Duit Hasil Ekspor Hilirisasi Nikel, Menteri Bahlil: Jangan Mimpi Bisa Kembali Seutuhnya ke Indonesia

Menteri Investasi/Kepala BKPM Bahlil Lahadalia mengakui devisa hasil ekspor hilirisasi nikel cuma masuk 20 persen-30 persen ke Indonesia. (Bloomberg via Getty Images/Bloomberg)

SWARARAKYAT.COM – Menteri Investasi/Kepala BKPM Bahlil Lahadalia mengakui devisa hasil ekspor hilirisasi nikel cuma masuk 20 persen-30 persen ke Indonesia.

“Jangan mimpi devisa hasil ekspor (DHE) industri akan kembali seutuhnya ke Indonesia, contoh hilirisasi nikel, semua kreditnya kan dari luar, teknologi dari luar,” katanya dalam Rapat Kerja (Raker) bersama Komisi VI DPR RI di Senayan, Jakarta Pusat, Senin (4/9).

“Begitu ada hasil penjualan dan revenue, yang mereka lakukan pertama membayar pokok tambah bunga dari pinjaman mereka. Yang kembali ke kita paling tinggi 20 persen-30 persen, itu pun hanya untuk operasional,” sambung Bahlil.

Baca Juga: Ternyata Luhut Sudah Tahu Dalang Ekspor Nikel Ilegal ke China

Bahlil menegaskan Indonesia bisa saja menarik seluruh cuan hasil industrialisasi tersebut. Ia pun menyinggung soal pidato Presiden Joko Widodo yang selalu membanggakan nilai ekspor nikel meroket hingga Rp510 triliun.

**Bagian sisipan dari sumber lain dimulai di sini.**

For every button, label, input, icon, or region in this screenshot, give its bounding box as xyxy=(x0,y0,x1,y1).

Menurutnya, pemerintah bukan tidak mau menarik cuan dari total nilai ekspor nikel dan turunannya tersebut. Namun, Bahlil menyebut industri punya keterbatasan.

“Bukan tidak kembali karena tidak mau dibawa, bukan. Itu 30 persen-40 persen bisa kembali, tetapi selebihnya dia harus bayar pokok tambah bunga, itu untuk industri. Tapi kalau untuk tambang, penuh kembali ke Indonesia,” tegas Bahlil.

Ia mengatakan data yang diungkap ke publik harus jelas. Bahlil meminta masyarakat Indonesia tidak mudah terpengaruh ucapan salah satu pengamat ekonomi, meski ia tidak merinci siapa yang dimaksud.

Baca Juga: Kronologi Indonesia Kalah di WTO, Jokowi Tegas Pasang Badan

Bahlil mencontohkan soal pengamat yang mengatakan harga nikel Indonesia hanya US$45 plus US$3, tidak sampai US$80, sehingga membuat Indonesia rugi. Ia mempertanyakan bagaimana ekonom tersebut menghitungnya.

“Macam mana cara hitungnya? Pajak ekspor kan 10 persen-15 persen, biaya logistik pengiriman US$12, logistik penguatan berapa? Kalau dihitung-hitung US$70-US$75. Masa orang enggak boleh untung US$5-US$10 untuk trading?” bebernya.

Dalam raker tersebut, Anggota Komisi VI DPR RI Fraksi PDIP Harris Turino meminta klarifikasi Bahlil soal ucapan pengamat ekonomi yang mengatakan hilirisasi nikel dinikmati negara asing. Ia mengaku tidak punya data dan kapasitas lebih sebagai ahli nikel, sehingga meminta Bahlil merinci.

Harris paham Presiden Jokowi sudah membantah tudingan tersebut. Akan tetapi, ia skeptis soal peningkatan nilai ekspor yang terlihat besar, terlebih karena basis angka awalnya kecil.

“Sebenarnya ‘kue madu’ yang menikmati itu siapa? Ini tugas Pak Bahlil memastikan bahwa madunya ada di Indonesia,” tuntut Harris.

Ekonom Senior Universitas Indonesia (UI) Faisal Basri sebelumnya menyebut China mendapat keuntungan besar dari kebijakan hilirisasi nikel Indonesia. Persentase keuntungan China disebut mencapai 90 persen.

“Hilirisasi sekadar bijih nikel jadi nickel pig iron (NPI) jadi feronikel lalu 99 persen diekspor ke China. Jadi hilirisasi di Indonesia nyata-nyata mendukung industrialisasi di China. Dari hilirisasi itu, kita hanya dapat 10 persen, 90 persennya ke China,” kata Faisal dalam Kajian Tengah Tahun INDEF bertemakan Menolak Kutukan Deindustrialisasi di Jakarta pada Selasa (8/8) lalu.